# Minn Iron Range FT



## Gwen Jones (Jun 19, 2004)

I have not seen anything on this event. Does anyone have information? When my husband left yesterday after watching about 35 dogs in the open, he said that the work was not going very well. What are the updates?

Thank you


----------



## Bait (Jan 21, 2004)

Huge congrats To Michelle Chalupka, her Golden Female, Storm Warning's Dixie Darling*** And Handled by David Ward! Finished 2nd in the Q. Now a new QAA Golden Female. Long time coming. Been finishing most trials she was entered in and BEEN doing the work! Nice to see her get her due! Good job David!


----------



## Suzanne Burr (Jul 13, 2004)

WooHoo! Congrats as well. Iron Range must be a good place for golden girls to get ***. Amy got 2nd there a number of years ago--do they still give a wooden base trophy with a chunk of the Iron Range rock on it? 
Suzanne B


----------



## Annette (Mar 21, 2004)

Congratulations Michelle and David and Dixie Darling


----------



## Jenn (Jul 16, 2006)

Derby results
1- #13-bay, Keith Pharr
2-#15-cisco- Mark & Suzanne Medford H-Ledford
3-#5-Hollywood-Erin & Dale Willard-H- Avant
4-#9-Rogue- Steve Gossage-H-Ward
RJ-#17-Emmy-Frank Higgins-H-Avant
Jam-#10-Lacey-Mark & Suzanne Medford -H Ledford

Qual results
1-#1- cruger-Dennis danculovich-H-Dave Davis
2-#16-Dixie-Michelle chalupka- H-Ward
3-#17-diesel-Wes wieberdink-H-Greg Schreiner
4-#19-rowdy-jeff Schulz-h-ward
Rj-#7-Hankie-Mary Howley-H-ward
Jam-#3-Lilly-Keith Pharr

Open results
1-#31-jet- Jim & Judy Powers-H- Voigt--qualifies for national!!
2-#67-Sky-tommy parish-H-Ledford
3-#20-cori-steve brenner-H-Voigt
4-#59-Louie-Mark & Suzanne Medford H-Ledford
Rj-#25-Rosie-Juliann & William benson-H-Voigt
Jam-#62-Willie-Marion stroud Swingle-H-Rorem

Congrats to all!!

Amateur is running the 4th with 15 dogs back.


----------



## Dick Langford (Sep 7, 2008)

Thank you Jenn for posting results.


----------



## Brenda (Sep 4, 2004)

Way to go Dennis and Cruger!!! Looking forward to seeing everyone next weekend.


----------



## Denver (Dec 10, 2007)

Way to go Jet!


----------



## Mike W. (Apr 22, 2008)

Congrats to Tommy Parrish and Sky

From littermate Abby Ten Bears.


----------



## DEN/TRU/CRU (May 29, 2007)

Brenda said:


> Way to go Dennis and Cruger!!! Looking forward to seeing everyone next weekend.


Thanks Brenda and Kenny,
The "Little Big Horse" (Cruger) is finally starting to take things seriously, thanks to Dave Davis and the Tamarack Crew.
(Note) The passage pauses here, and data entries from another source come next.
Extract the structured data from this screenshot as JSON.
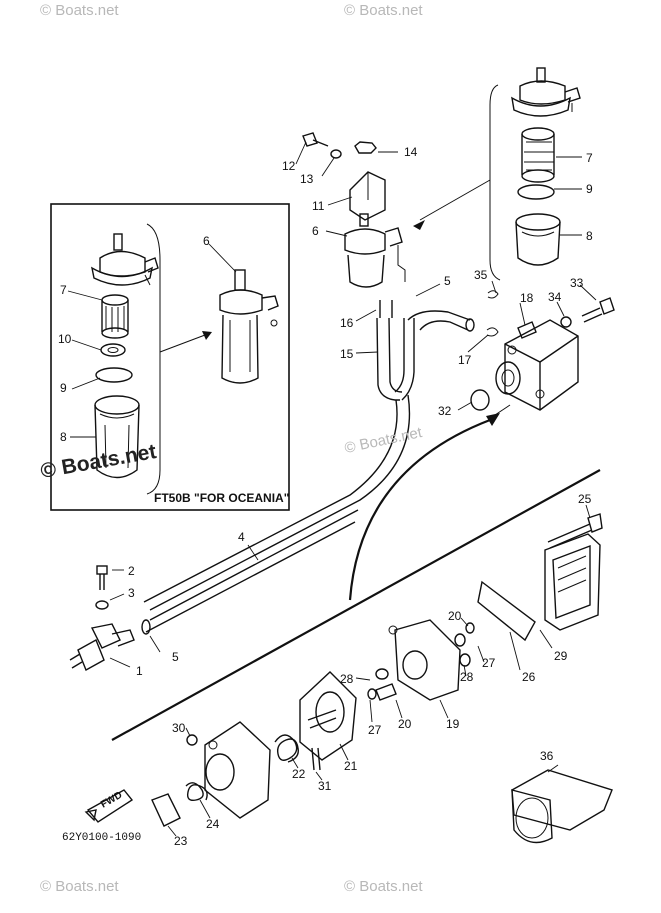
{
  "watermarks": {
    "top_left": "© Boats.net",
    "top_right": "© Boats.net",
    "inset": "© Boats.net",
    "center": "© Boats.net",
    "bottom_left": "© Boats.net",
    "bottom_right": "© Boats.net"
  },
  "inset": {
    "label": "FT50B \"FOR OCEANIA\"",
    "callouts": [
      "6",
      "7",
      "10",
      "9",
      "8"
    ]
  },
  "callouts": [
    "12",
    "13",
    "14",
    "11",
    "6",
    "5",
    "16",
    "15",
    "35",
    "18",
    "34",
    "33",
    "17",
    "32",
    "7",
    "9",
    "8",
    "4",
    "2",
    "3",
    "1",
    "5",
    "25",
    "20",
    "27",
    "28",
    "29",
    "26",
    "28",
    "19",
    "20",
    "27",
    "30",
    "22",
    "21",
    "31",
    "24",
    "23",
    "36"
  ],
  "diagram_code": "62Y0100-1090",
  "fwd_label": "FWD"
}
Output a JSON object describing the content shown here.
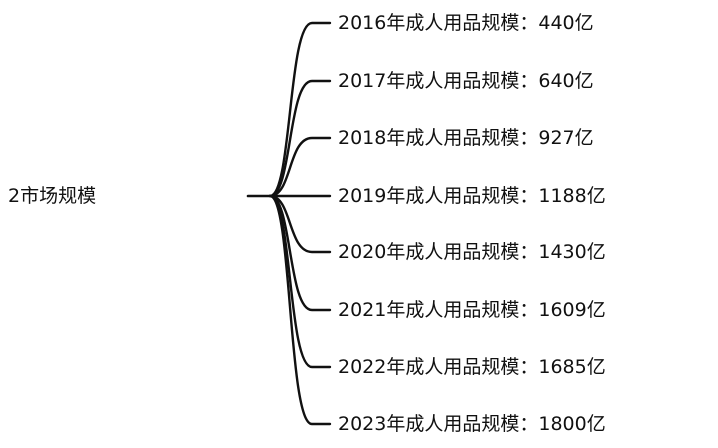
{
  "root": {
    "label": "2市场规模"
  },
  "leaves": [
    {
      "label": "2016年成人用品规模：440亿"
    },
    {
      "label": "2017年成人用品规模：640亿"
    },
    {
      "label": "2018年成人用品规模：927亿"
    },
    {
      "label": "2019年成人用品规模：1188亿"
    },
    {
      "label": "2020年成人用品规模：1430亿"
    },
    {
      "label": "2021年成人用品规模：1609亿"
    },
    {
      "label": "2022年成人用品规模：1685亿"
    },
    {
      "label": "2023年成人用品规模：1800亿"
    }
  ]
}
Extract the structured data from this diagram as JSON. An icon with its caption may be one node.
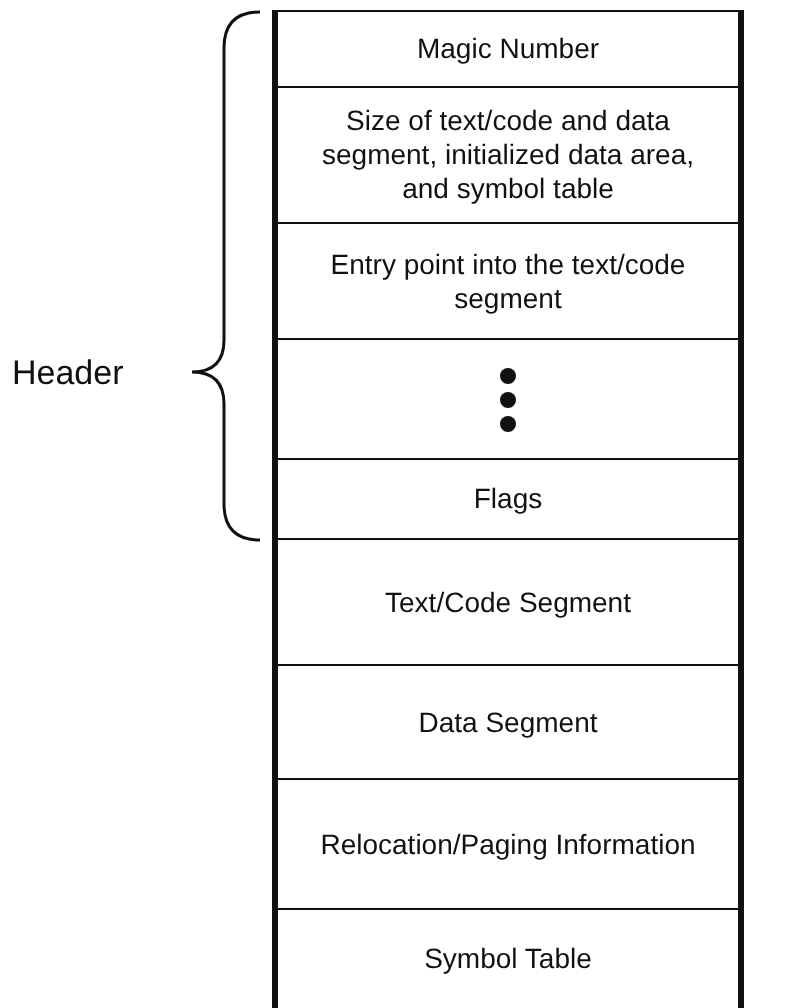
{
  "diagram": {
    "nodes": [
      {
        "text": [
          "Magic Number"
        ]
      },
      {
        "text": [
          "Size of text/code and data segment, initialized data area, and symbol table"
        ]
      },
      {
        "text": [
          "Entry point into the text/code segment"
        ]
      },
      {
        "text": [],
        "shape": "box"
      },
      {
        "text": [
          "Flags"
        ]
      },
      {
        "text": [
          "Text/Code Segment"
        ]
      },
      {
        "text": [
          "Data Segment"
        ]
      },
      {
        "text": [
          "Relocation/Paging Information"
        ]
      },
      {
        "text": [
          "Symbol Table"
        ]
      }
    ],
    "edges": [],
    "labels": [
      "Header"
    ]
  }
}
We've made hugh progress since last year, he actually thinks there's more to life than grouse and duck hunting. Now they have to work on me! 
Can't wait to see you and Kenny and them Black Dogs!

Dennis & Cruger


----------



## Jenn (Jul 16, 2006)

Amateur results----going off memory. Hope I don't miss anyone. 

1-Finn- Natalie Belt
2-lassie- Martha blank
3-aero-Dave Furin
4-flip-Rick wilke
RJ-miah-steve Ritter
Jams
Deets-wade Thurman
Dotti-Jim watts
Desi-Rick wilke
Ladd-Paul panichi
Tru-Mark Medford
Blaze-Lydia fekula
Beaver-bill Tidd
Ruff-Ron Ainley
Jaye-Larry Bozeman

Congrats to all!!!


----------



## Todd Caswell (Jun 24, 2008)

Jenn said:


> Amateur results----going off memory. Hope I don't miss anyone.
> 
> 1-Finn- Natalie Belt2-lassie- Martha blank
> 3-aero-Dave Furin
> ...


*Huge* congrats to Natalie on the win, and to Wade on the Jam, very happy for both of you.....


----------



## john h. (Oct 15, 2007)

Congratulations to Martha/ Lassie and Dave/Aero.


----------



## DEN/TRU/CRU (May 29, 2007)

Congratulations Natalie & Finn, David & Aero, Paul & Ladd!!!!!

Dennis & Cruger


----------



## Gawthorpe (Oct 4, 2007)

Bay - Derby Winner at 15 months old. Oh yeah she is a bitch!

Congratulations to Keith Pharr. Wins like his I believe illustrate the advantage of being an amateur with 1 or 2 dogs, having a great training group, and being a nice guy.


----------



## Randy Spangler (Oct 7, 2007)

Congratulations go out to Finn and Natalie on a great trial. With 15 back to the 4th, Finn was about 6th to run. After Finn put 3 birds between his paws, I looked over at my cojudge Tom Fait and whispered I think the rest of the field is now running for second place.
With Natalie at the helm , Finn did not put a paw down wrong the entire trial. 
Natalie is a great lady, and a fantastic AM stakes chair. Thanks for all your help all weekend. 1st place couldn't have went to a nicer person.
Sincerely,
Randy Spangler


----------



## Wade Thurman (Jul 4, 2005)

Randy,

Thank you for your time as a judge taking time away from your home. You and Tom set up fair test with generous call backs. It was a pleasure running under two very nice people!!!


----------